# WaveNet Starter using RAW EEG Features!
This notebook is a WaveNet starter for Kaggle's Brain comp. It achieves `CV 0.91` and `LB 0.66`. Note that submitting train means achieves `CV 1.26` and `LB 0.97` [[here][1]]. So this notebook's WaveNet is successfully learning to predict brain events from raw EEG waveforms!

This model only uses two features. We can engineer more features and/or modify the model architecture to improve CV score and LB score. Furthermore we can build 1 model which inputs both spectrogram images and eeg waveforms. The two EEG features in this notebook are:
* feature 1 : `Fp1 minus O1`
* feature 2 : `Fp2 minus O2`

Feature 1 is the beginning of the montage chains `LL` and `LP` minus the ending of montage `LL` and `LP`. And feature 2 is the beginning of the montage chains `RL` and `RP` minus the ending of montage `RL` and `RP`.
![](https://raw.githubusercontent.com/cdeotte/Kaggle_Images/main/Jan-2024/montage.png)

# UPDATE
In version 7 and 8, we add more features and update the model architecture to evaluate each montage chain separately and then concatenate the features. This new architecture is motivated by the discovery of a better formula to utilize EEG explained in discussion [here][2]

* Version 5,6: Use 2 features - CV 0.91 LB 0.66
* Version 7,8: Use 8 features grouped as 4 chains. Downsample time 5x - **CV 0.81 LB 0.53**, wow!

We train our new model in version 7, then save model weights. Then load model into version 8 to submit to LB.

![](https://raw.githubusercontent.com/cdeotte/Kaggle_Images/main/Jan-2024/wave-model.png)

# Train and Infer Tricks
We train the fold models in version 7 of the notebook and submit to Kaggle LB in version 8 of the notebook. This makes submission faster because we train the fold models for 30 minutes in version 7 then save them. In version 8, we just load the models without needing to retrain models during Kaggle submit. (And we train our old model in 5 annd submit in 6).

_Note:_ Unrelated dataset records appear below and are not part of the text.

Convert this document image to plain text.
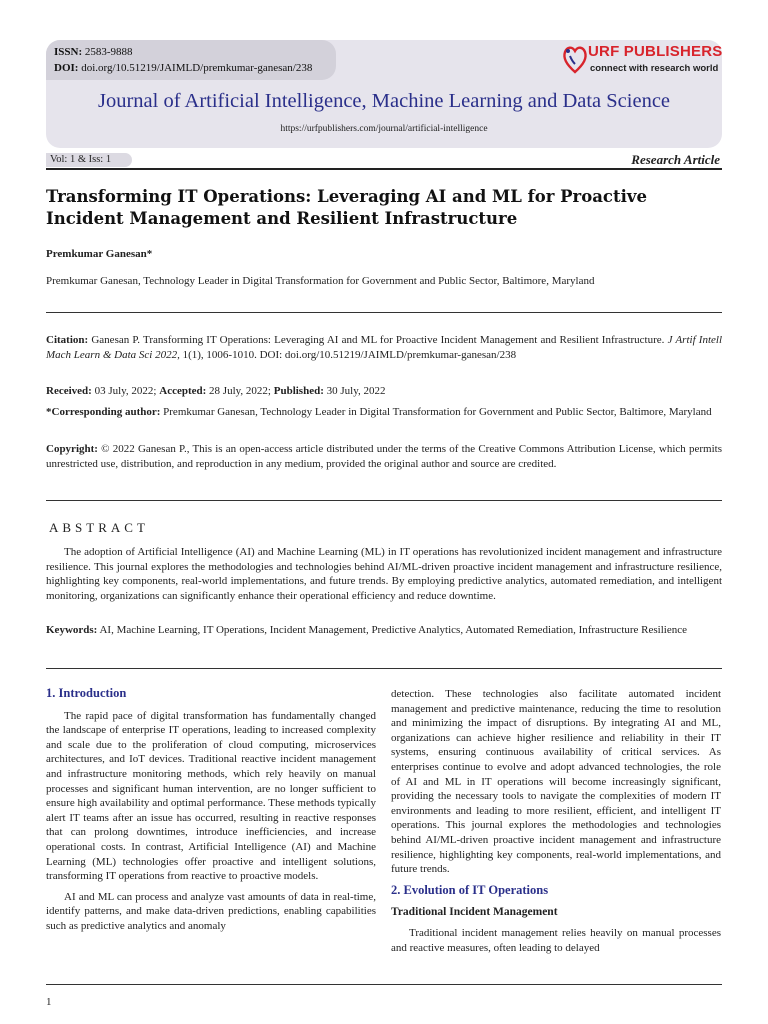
ISSN: 2583-9888
DOI: doi.org/10.51219/JAIMLD/premkumar-ganesan/238
URF PUBLISHERS
connect with research world
Journal of Artificial Intelligence, Machine Learning and Data Science
https://urfpublishers.com/journal/artificial-intelligence
Vol: 1 & Iss: 1	Research Article
Transforming IT Operations: Leveraging AI and ML for Proactive Incident Management and Resilient Infrastructure
Premkumar Ganesan*
Premkumar Ganesan, Technology Leader in Digital Transformation for Government and Public Sector, Baltimore, Maryland
Citation: Ganesan P. Transforming IT Operations: Leveraging AI and ML for Proactive Incident Management and Resilient Infrastructure. J Artif Intell Mach Learn & Data Sci 2022, 1(1), 1006-1010. DOI: doi.org/10.51219/JAIMLD/premkumar-ganesan/238
Received: 03 July, 2022; Accepted: 28 July, 2022; Published: 30 July, 2022
*Corresponding author: Premkumar Ganesan, Technology Leader in Digital Transformation for Government and Public Sector, Baltimore, Maryland
Copyright: © 2022 Ganesan P., This is an open-access article distributed under the terms of the Creative Commons Attribution License, which permits unrestricted use, distribution, and reproduction in any medium, provided the original author and source are credited.
ABSTRACT
The adoption of Artificial Intelligence (AI) and Machine Learning (ML) in IT operations has revolutionized incident management and infrastructure resilience. This journal explores the methodologies and technologies behind AI/ML-driven proactive incident management and infrastructure resilience, highlighting key components, real-world implementations, and future trends. By employing predictive analytics, automated remediation, and intelligent monitoring, organizations can significantly enhance their operational efficiency and reduce downtime.
Keywords: AI, Machine Learning, IT Operations, Incident Management, Predictive Analytics, Automated Remediation, Infrastructure Resilience
1. Introduction

The rapid pace of digital transformation has fundamentally changed the landscape of enterprise IT operations, leading to increased complexity and scale due to the proliferation of cloud computing, microservices architectures, and IoT devices. Traditional reactive incident management and infrastructure monitoring methods, which rely heavily on manual processes and significant human intervention, are no longer sufficient to ensure high availability and optimal performance. These methods typically alert IT teams after an issue has occurred, resulting in reactive responses that can prolong downtimes, introduce inefficiencies, and increase operational costs. In contrast, Artificial Intelligence (AI) and Machine Learning (ML) technologies offer proactive and intelligent solutions, transforming IT operations from reactive to proactive models.

AI and ML can process and analyze vast amounts of data in real-time, identify patterns, and make data-driven predictions, enabling capabilities such as predictive analytics and anomaly

detection. These technologies also facilitate automated incident management and predictive maintenance, reducing the time to resolution and minimizing the impact of disruptions. By integrating AI and ML, organizations can achieve higher resilience and reliability in their IT systems, ensuring continuous availability of critical services. As enterprises continue to evolve and adopt advanced technologies, the role of AI and ML in IT operations will become increasingly significant, providing the necessary tools to navigate the complexities of modern IT environments and leading to more resilient, efficient, and intelligent IT operations. This journal explores the methodologies and technologies behind AI/ML-driven proactive incident management and infrastructure resilience, highlighting key components, real-world implementations, and future trends.

2. Evolution of IT Operations
Traditional Incident Management

Traditional incident management relies heavily on manual processes and reactive measures, often leading to delayed

1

Version 4 uses `1xP100` GPU with full precision and takes 1 hour to train 5 folds 5 epochs of WaveNet. Version 5 uses `2xT4` GPU with mixed precision and takes 30 minutes to train 5 folds 5 epochs of WaveNet. 

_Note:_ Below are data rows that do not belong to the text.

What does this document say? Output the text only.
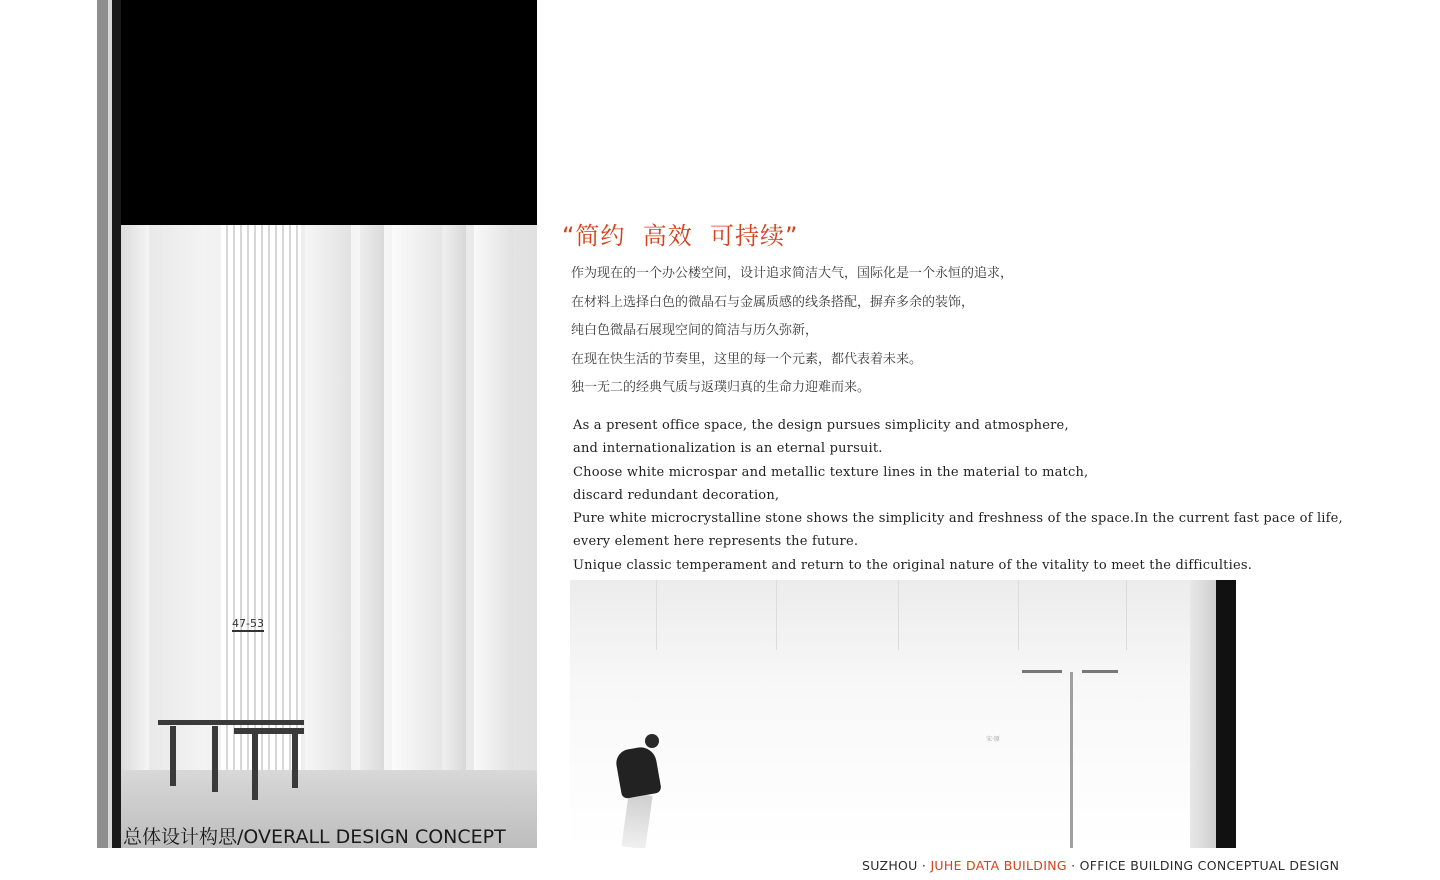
47-53
总体设计构思/OVERALL DESIGN CONCEPT
“简约  高效  可持续”
作为现在的一个办公楼空间，设计追求简洁大气，国际化是一个永恒的追求，
在材料上选择白色的微晶石与金属质感的线条搭配，摒弃多余的装饰，
纯白色微晶石展现空间的简洁与历久弥新，
在现在快生活的节奏里，这里的每一个元素，都代表着未来。
独一无二的经典气质与返璞归真的生命力迎难而来。
As a present office space, the design pursues simplicity and atmosphere,
and internationalization is an eternal pursuit.
Choose white microspar and metallic texture lines in the material to match,
discard redundant decoration,
Pure white microcrystalline stone shows the simplicity and freshness of the space.In the current fast pace of life,
every element here represents the future.
Unique classic temperament and return to the original nature of the vitality to meet the difficulties.
宋·原
SUZHOU · JUHE DATA BUILDING · OFFICE BUILDING CONCEPTUAL DESIGN
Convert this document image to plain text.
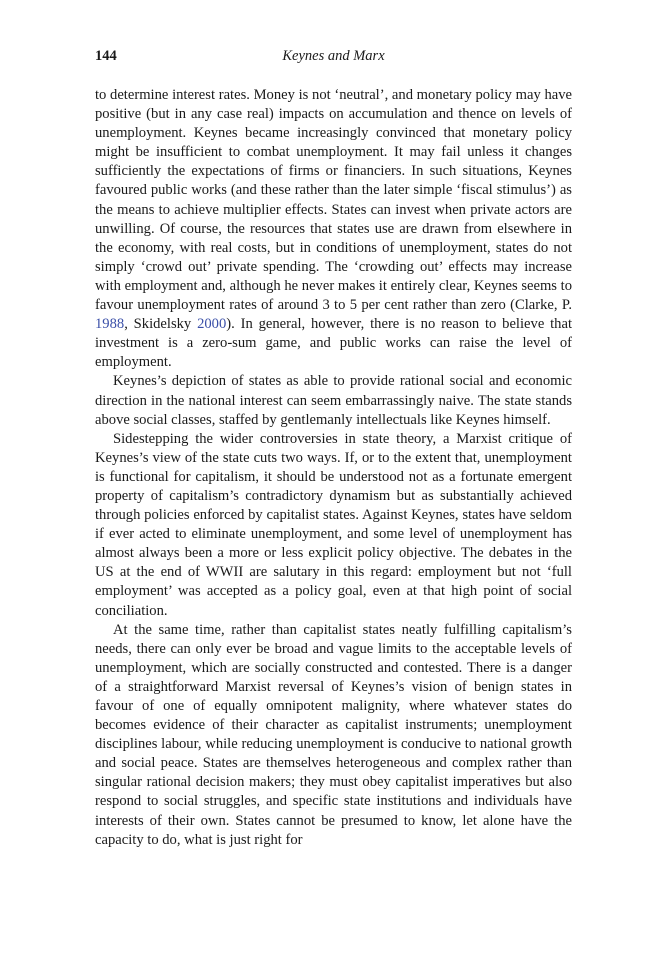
144	Keynes and Marx

to determine interest rates. Money is not ‘neutral’, and monetary policy may have positive (but in any case real) impacts on accumulation and thence on levels of unemployment. Keynes became increasingly convinced that monetary policy might be insufficient to combat unemployment. It may fail unless it changes sufficiently the expectations of firms or financiers. In such situations, Keynes favoured public works (and these rather than the later simple ‘fiscal stimulus’) as the means to achieve multiplier effects. States can invest when private actors are unwilling. Of course, the resources that states use are drawn from elsewhere in the economy, with real costs, but in conditions of unemployment, states do not simply ‘crowd out’ private spending. The ‘crowding out’ effects may increase with employment and, although he never makes it entirely clear, Keynes seems to favour unemployment rates of around 3 to 5 per cent rather than zero (Clarke, P. 1988, Skidelsky 2000). In general, however, there is no reason to believe that investment is a zero-sum game, and public works can raise the level of employment.

Keynes’s depiction of states as able to provide rational social and economic direction in the national interest can seem embarrassingly naive. The state stands above social classes, staffed by gentlemanly intellectuals like Keynes himself.

Sidestepping the wider controversies in state theory, a Marxist critique of Keynes’s view of the state cuts two ways. If, or to the extent that, unemployment is functional for capitalism, it should be understood not as a fortunate emergent property of capitalism’s contradictory dynamism but as substantially achieved through policies enforced by capitalist states. Against Keynes, states have seldom if ever acted to eliminate unemployment, and some level of unemployment has almost always been a more or less explicit policy objective. The debates in the US at the end of WWII are salutary in this regard: employment but not ‘full employment’ was accepted as a policy goal, even at that high point of social conciliation.

At the same time, rather than capitalist states neatly fulfilling capitalism’s needs, there can only ever be broad and vague limits to the acceptable levels of unemployment, which are socially constructed and contested. There is a danger of a straightforward Marxist reversal of Keynes’s vision of benign states in favour of one of equally omnipotent malignity, where whatever states do becomes evidence of their character as capitalist instruments; unemployment disciplines labour, while reducing unemployment is conducive to national growth and social peace. States are themselves heterogeneous and complex rather than singular rational decision makers; they must obey capitalist imperatives but also respond to social struggles, and specific state institutions and individuals have interests of their own. States cannot be presumed to know, let alone have the capacity to do, what is just right for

[1]: https://www.kaggle.com/code/seshurajup/eda-train-csv
[2]: https://www.kaggle.com/competitions/hms-harmful-brain-activity-classification/discussion/469760

# Load Train Data

In [None]:
import pandas as pd, numpy as np, os
import matplotlib.pyplot as plt

train = pd.read_csv('/kaggle/input/hms-harmful-brain-activity-classification/train.csv')
print( train.shape )
display( train.head() )

# CHOICE TO CREATE OR LOAD EEGS FROM NOTEBOOK VERSION 1
CREATE_EEGS = False
TRAIN_MODEL = False

# Raw EEG Features

In [None]:
df = pd.read_parquet('/kaggle/input/hms-harmful-brain-activity-classification/train_eegs/1000913311.parquet')
FEATS = df.columns
print(f'There are {len(FEATS)} raw eeg features')
print( list(FEATS) )

In [None]:
print('We will use the following subset of raw EEG features:')
FEATS = ['Fp1','T3','C3','O1','Fp2','C4','T4','O2']
FEAT2IDX = {x:y for x,y in zip(FEATS,range(len(FEATS)))}
print( list(FEATS) )

In [None]:
def eeg_from_parquet(parquet_path, display=False):
    
    # EXTRACT MIDDLE 50 SECONDS
    eeg = pd.read_parquet(parquet_path, columns=FEATS)
    rows = len(eeg)
    offset = (rows-10_000)//2
    eeg = eeg.iloc[offset:offset+10_000]
    
    if display: 
        plt.figure(figsize=(10,5))
        offset = 0
    
    # CONVERT TO NUMPY
    data = np.zeros((10_000,len(FEATS)))
    for j,col in enumerate(FEATS):
        
        # FILL NAN
        x = eeg[col].values.astype('float32')
        m = np.nanmean(x)
        if np.isnan(x).mean()<1: x = np.nan_to_num(x,nan=m)
        else: x[:] = 0
            
        data[:,j] = x
        
        if display: 
            if j!=0: offset += x.max()
            plt.plot(range(10_000),x-offset,label=col)
            offset -= x.min()
            
    if display:
        plt.legend()
        name = parquet_path.split('/')[-1]
        name = name.split('.')[0]
        plt.title(f'EEG {name}',size=16)
        plt.show()
        
    return data

In [None]:
%%time

all_eegs = {}
DISPLAY = 4
EEG_IDS = train.eeg_id.unique()
PATH = '/kaggle/input/hms-harmful-brain-activity-classification/train_eegs/'

for i,eeg_id in enumerate(EEG_IDS):
    if (i%100==0)&(i!=0): print(i,', ',end='') 
    
    # SAVE EEG TO PYTHON DICTIONARY OF NUMPY ARRAYS
    data = eeg_from_parquet(f'{PATH}{eeg_id}.parquet', display=i<DISPLAY)              
    all_eegs[eeg_id] = data
    
    if i==DISPLAY:
        if CREATE_EEGS:
            print(f'Processing {train.eeg_id.nunique()} eeg parquets... ',end='')
        else:
            print(f'Reading {len(EEG_IDS)} eeg NumPys from disk.')
            break
            
if CREATE_EEGS: 
    np.save('eegs',all_eegs)
else:
    all_eegs = np.load('/kaggle/input/brain-eegs/eegs.npy',allow_pickle=True).item()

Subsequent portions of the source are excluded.